Negli Stati Uniti non è mai esistita la nobiltà. Ma se dobbiamo pensare a una sorta di aristocrazia senza titoli nobiliari, allora la prima immagine che ci viene alla mente è quella di Jackie Kenndy, con il suo impeccabile stile e la rocciosa resilienza. Certamente non deve essere semplice confrontarsi con una tale icona della politica, della moda, della femminilità stessa. E Natalie Portman, con le sue interpretazioni altalenanti e la bellezza innegabile, è stata una scelta che inizialmente ha fatto discutere.
Pablo LarraÌn, dal canto suo, è sempre stato affascinato dalle storie di vita che raccontassero momenti peculiari nella psicologia già fragile delle persone. Lo aveva già fatto con No, i giorni dell’arcobaleno.
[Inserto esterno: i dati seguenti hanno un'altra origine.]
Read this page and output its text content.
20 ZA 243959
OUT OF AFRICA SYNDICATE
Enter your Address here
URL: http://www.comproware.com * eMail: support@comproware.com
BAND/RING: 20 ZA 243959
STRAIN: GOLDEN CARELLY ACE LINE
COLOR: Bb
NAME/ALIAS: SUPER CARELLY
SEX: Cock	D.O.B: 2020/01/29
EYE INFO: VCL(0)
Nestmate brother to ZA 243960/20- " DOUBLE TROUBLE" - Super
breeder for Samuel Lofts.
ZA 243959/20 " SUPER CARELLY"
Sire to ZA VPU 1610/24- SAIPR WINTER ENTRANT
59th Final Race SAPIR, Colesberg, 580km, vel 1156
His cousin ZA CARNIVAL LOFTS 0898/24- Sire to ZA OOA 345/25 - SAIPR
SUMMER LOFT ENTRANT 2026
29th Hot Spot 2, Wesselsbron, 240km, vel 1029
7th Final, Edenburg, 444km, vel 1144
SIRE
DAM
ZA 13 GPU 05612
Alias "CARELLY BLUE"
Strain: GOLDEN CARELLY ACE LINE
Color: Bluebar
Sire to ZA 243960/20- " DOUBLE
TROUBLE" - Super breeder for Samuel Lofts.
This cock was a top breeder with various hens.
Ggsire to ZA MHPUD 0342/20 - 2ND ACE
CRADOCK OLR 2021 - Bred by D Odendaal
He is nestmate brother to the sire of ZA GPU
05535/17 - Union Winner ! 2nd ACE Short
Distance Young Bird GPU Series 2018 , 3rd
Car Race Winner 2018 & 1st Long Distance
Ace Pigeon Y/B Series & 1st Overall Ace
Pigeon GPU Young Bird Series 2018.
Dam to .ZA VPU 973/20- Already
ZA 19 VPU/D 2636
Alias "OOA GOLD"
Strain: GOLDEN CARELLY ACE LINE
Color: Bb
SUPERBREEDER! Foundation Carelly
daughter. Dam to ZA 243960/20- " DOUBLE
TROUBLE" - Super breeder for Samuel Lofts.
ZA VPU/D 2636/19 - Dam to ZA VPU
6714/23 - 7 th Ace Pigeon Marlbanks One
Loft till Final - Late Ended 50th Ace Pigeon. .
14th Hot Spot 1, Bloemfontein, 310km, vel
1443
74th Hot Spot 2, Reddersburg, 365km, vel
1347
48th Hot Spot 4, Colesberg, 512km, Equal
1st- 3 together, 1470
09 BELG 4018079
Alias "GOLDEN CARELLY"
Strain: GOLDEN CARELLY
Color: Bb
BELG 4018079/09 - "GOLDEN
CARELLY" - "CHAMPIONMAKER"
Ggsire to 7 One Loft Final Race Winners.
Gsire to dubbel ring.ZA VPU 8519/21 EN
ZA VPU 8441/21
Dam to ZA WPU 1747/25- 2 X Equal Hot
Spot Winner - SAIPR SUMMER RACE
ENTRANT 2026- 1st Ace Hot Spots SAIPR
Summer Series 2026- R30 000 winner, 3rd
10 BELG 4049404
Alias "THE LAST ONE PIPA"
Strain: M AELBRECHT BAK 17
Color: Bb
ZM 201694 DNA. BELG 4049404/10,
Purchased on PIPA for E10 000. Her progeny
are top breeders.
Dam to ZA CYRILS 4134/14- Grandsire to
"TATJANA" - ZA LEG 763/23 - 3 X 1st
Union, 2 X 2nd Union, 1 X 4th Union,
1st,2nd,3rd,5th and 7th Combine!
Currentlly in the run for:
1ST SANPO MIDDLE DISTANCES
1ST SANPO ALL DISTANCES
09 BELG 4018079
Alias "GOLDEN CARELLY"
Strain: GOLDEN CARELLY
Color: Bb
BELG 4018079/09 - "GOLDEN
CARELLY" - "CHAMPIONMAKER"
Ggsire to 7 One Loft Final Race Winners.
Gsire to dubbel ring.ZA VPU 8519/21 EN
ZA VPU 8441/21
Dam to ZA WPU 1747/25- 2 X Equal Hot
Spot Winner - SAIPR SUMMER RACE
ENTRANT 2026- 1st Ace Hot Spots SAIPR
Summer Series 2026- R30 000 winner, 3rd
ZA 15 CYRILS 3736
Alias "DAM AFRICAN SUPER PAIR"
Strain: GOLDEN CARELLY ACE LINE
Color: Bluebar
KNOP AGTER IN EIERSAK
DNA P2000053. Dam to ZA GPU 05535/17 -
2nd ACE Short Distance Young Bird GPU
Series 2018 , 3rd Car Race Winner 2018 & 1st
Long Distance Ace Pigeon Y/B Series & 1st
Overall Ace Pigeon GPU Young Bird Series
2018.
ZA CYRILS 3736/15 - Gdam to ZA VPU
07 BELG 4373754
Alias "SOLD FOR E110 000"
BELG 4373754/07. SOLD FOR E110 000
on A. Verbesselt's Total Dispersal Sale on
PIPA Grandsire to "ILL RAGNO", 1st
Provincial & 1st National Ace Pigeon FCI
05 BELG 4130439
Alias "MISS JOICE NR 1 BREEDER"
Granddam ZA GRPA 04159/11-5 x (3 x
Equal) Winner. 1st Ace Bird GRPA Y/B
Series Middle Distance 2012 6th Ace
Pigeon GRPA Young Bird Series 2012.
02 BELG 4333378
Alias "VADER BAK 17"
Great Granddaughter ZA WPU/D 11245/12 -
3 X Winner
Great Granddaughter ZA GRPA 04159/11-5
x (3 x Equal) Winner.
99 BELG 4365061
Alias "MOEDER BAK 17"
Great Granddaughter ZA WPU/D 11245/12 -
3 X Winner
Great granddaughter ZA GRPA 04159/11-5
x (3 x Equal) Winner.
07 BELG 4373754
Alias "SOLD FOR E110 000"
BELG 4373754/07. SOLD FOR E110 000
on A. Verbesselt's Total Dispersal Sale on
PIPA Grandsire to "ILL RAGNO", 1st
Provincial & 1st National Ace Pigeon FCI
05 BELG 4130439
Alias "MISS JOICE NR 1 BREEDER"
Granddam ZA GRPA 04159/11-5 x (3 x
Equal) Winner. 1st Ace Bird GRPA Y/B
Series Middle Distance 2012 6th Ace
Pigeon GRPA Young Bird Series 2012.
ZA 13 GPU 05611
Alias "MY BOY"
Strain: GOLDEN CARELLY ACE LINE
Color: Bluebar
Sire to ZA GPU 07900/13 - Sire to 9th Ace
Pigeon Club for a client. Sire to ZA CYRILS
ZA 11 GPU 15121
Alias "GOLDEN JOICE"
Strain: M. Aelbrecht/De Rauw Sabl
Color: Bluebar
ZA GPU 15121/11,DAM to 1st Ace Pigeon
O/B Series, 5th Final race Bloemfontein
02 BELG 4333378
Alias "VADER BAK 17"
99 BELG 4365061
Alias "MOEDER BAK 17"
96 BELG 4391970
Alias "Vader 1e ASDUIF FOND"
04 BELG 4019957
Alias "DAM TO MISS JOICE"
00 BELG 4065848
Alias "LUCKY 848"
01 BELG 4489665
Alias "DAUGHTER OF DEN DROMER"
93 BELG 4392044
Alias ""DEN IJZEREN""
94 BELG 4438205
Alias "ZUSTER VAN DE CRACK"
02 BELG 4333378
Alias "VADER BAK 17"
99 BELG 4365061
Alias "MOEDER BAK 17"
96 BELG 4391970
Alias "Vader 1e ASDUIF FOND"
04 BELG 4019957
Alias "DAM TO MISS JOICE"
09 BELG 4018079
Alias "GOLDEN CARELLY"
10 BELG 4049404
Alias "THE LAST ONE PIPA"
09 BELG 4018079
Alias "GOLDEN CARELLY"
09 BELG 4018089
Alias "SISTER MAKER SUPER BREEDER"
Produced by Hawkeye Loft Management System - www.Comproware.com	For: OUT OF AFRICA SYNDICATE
E con il film già presentato alla 73. Mostra Internazionale d’Arte Cinematografica di Venezia sceglie di raccontarci Jackie davvero. Non con una biografia di impianto classico, ma catturandola nel momento stesso in cui ha smesso di dover essere la moglie del Presidente Kennedy e ha deciso di esserlo. Nel momento in cui tutta la sua forza, la sua personalità e le sue decisioni hanno acquisito un peso di importanza globale.
Jackie cattura Jacqueline
Nel ricordo confidato a un giornalista perché racconti come sono andate le cose, perché faccia uscire la donna che era fuori fuoco, dietro la burrasca mondiale in primo piano, quella che aveva il cervello di suo marito addosso dopo lo sparo, ma che non poteva permettersi di piangere e urlare.
Al ritratto potentissimo che ne esce fuori hanno contribuito in pari misura i tre fattori che meglio potevano farlo. Natalie Portman, estremamente somigliante soprattutto nei gesti misurati, nel rabbioso reprimere reazioni che trapelano solo da quei suoi incredibili occhi, porta sullo schermo tutta la forza di una Donna con l’iniziale maiuscola, quella che non reprime la sua fragilità e anzi la mostra come punto di forza, che con il gesto di farsi accendere una sigaretta cattura l’attenzione del mondo intero. Pablo LarraÌn la getta nel vortice doloroso, che amplifica inquadrandola sempre al centro di scene con la vertigine della prospettiva in fuga. Lei, colosso di forza in un mondo che sfugge via, che non le appartiene più, in quella stessa casa che aveva arredato davanti agli occhi del mondo e che ora non è più sua. Madeline Fontaine e la sua ricostruzione fedelissima degli abiti indimenticabili della First Lady fa il resto.
Se c’è una cosa che mai nessuno, nemmeno la persona più frivola, dimenticherà di Jackie, è la sua eleganza senza tempo.
Quel suo indossare abiti che erano già uno statement, frutto di una cura comunicativa che nel silenzio, nella misura, nella compostezza e nell’affermazione senza proferir parola avevano lasciato senza parole anche il resto del mondo.